El comisario, que Abel aún no conoce, se presenta
formalmente. Luego, junto con un movimiento de cabeza, le indica que los
acompañe.
Por favor.
Momentos después, ya se encuentra en el asiento de atrás
de una patrulla que, prescindiendo de su sirena, ha ganado las calles y
prosigue a otro auto disfrazado de civil. Abel busca situarse en el mapa pero
no lo consigue, y a los pocos segundos ya está perdido, sin idea del punto de
la tarde al cual se están dirigiendo. Por fin reconoce una esquina, luego otra
y, finalmente, la cuadra que aloja al edificio donde vive Laura.
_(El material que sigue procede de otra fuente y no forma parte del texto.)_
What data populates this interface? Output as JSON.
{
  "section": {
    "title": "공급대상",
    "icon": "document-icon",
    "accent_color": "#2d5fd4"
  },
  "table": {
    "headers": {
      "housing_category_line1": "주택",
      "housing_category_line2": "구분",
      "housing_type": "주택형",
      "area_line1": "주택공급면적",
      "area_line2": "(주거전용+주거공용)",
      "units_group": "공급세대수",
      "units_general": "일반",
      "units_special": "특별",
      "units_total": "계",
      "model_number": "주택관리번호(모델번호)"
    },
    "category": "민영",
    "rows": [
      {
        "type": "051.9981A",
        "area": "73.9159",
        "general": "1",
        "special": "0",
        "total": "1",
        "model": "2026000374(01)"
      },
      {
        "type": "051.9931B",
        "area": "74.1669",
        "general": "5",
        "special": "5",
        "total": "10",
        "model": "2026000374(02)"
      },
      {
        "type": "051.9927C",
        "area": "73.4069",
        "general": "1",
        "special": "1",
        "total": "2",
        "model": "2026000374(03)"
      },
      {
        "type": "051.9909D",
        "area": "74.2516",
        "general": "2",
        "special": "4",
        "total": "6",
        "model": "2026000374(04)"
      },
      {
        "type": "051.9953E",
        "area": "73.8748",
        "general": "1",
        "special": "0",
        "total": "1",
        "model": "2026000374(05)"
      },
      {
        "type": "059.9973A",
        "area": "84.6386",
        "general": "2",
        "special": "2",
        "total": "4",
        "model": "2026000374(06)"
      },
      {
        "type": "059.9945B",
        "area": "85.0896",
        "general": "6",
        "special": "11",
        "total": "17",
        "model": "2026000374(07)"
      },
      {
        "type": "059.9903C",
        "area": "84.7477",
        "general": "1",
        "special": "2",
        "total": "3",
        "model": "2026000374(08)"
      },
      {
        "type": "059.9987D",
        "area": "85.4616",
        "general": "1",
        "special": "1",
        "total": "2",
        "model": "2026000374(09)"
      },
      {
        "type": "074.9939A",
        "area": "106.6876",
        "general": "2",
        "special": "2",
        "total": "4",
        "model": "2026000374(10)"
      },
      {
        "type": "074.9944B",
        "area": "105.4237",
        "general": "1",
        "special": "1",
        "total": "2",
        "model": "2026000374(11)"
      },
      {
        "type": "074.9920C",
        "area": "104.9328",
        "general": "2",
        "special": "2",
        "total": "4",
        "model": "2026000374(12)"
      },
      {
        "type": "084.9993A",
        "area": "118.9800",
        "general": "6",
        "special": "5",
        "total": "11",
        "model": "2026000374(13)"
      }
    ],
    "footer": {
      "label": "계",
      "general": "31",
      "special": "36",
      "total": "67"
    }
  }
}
El coche gris se estaciona detrás de otra patrulla, ellos
enfrente. Así permanecen un rato; esperando la orden de apearse, supone Abel. Y
ve que del auto al que han seguido descienden el comisario y aquel quién horas
antes había dirigido su audiencia, aún de civil. Éste último, luego de hablar
con el portero, se vuelve al de uniforme que, con un gesto pronto, les indica
que se acerquen.
Todos, a excepción del conductor, lo hacen. Abel, al
primer paso trastabilla, y es que el viaje y el croar de la radio lo han
mareado aún más. A pesar de todo, se percata de otros dos policías a la puerta
y hablando con un muchachito; convirtiendo, tal cual su característica, al
cuestionado en sospechoso, imagina.
Ya dentro de la recepción, el portero escolta el paso
camino del ascensor.
Dos suben con Abel, el de civil y el comisario.
Frente al departamento de Laura hay otro agente con atavío
de calle y un manojo de llaves, esperando la orden para abrir la puerta; el
otro ascensor eructa dos policías más, y estos se acercan a reforzar la escena.
El comisario, en un gesto grave de sentencia, da la orden,
y así el último obstáculo en el camino de Abel desaparece.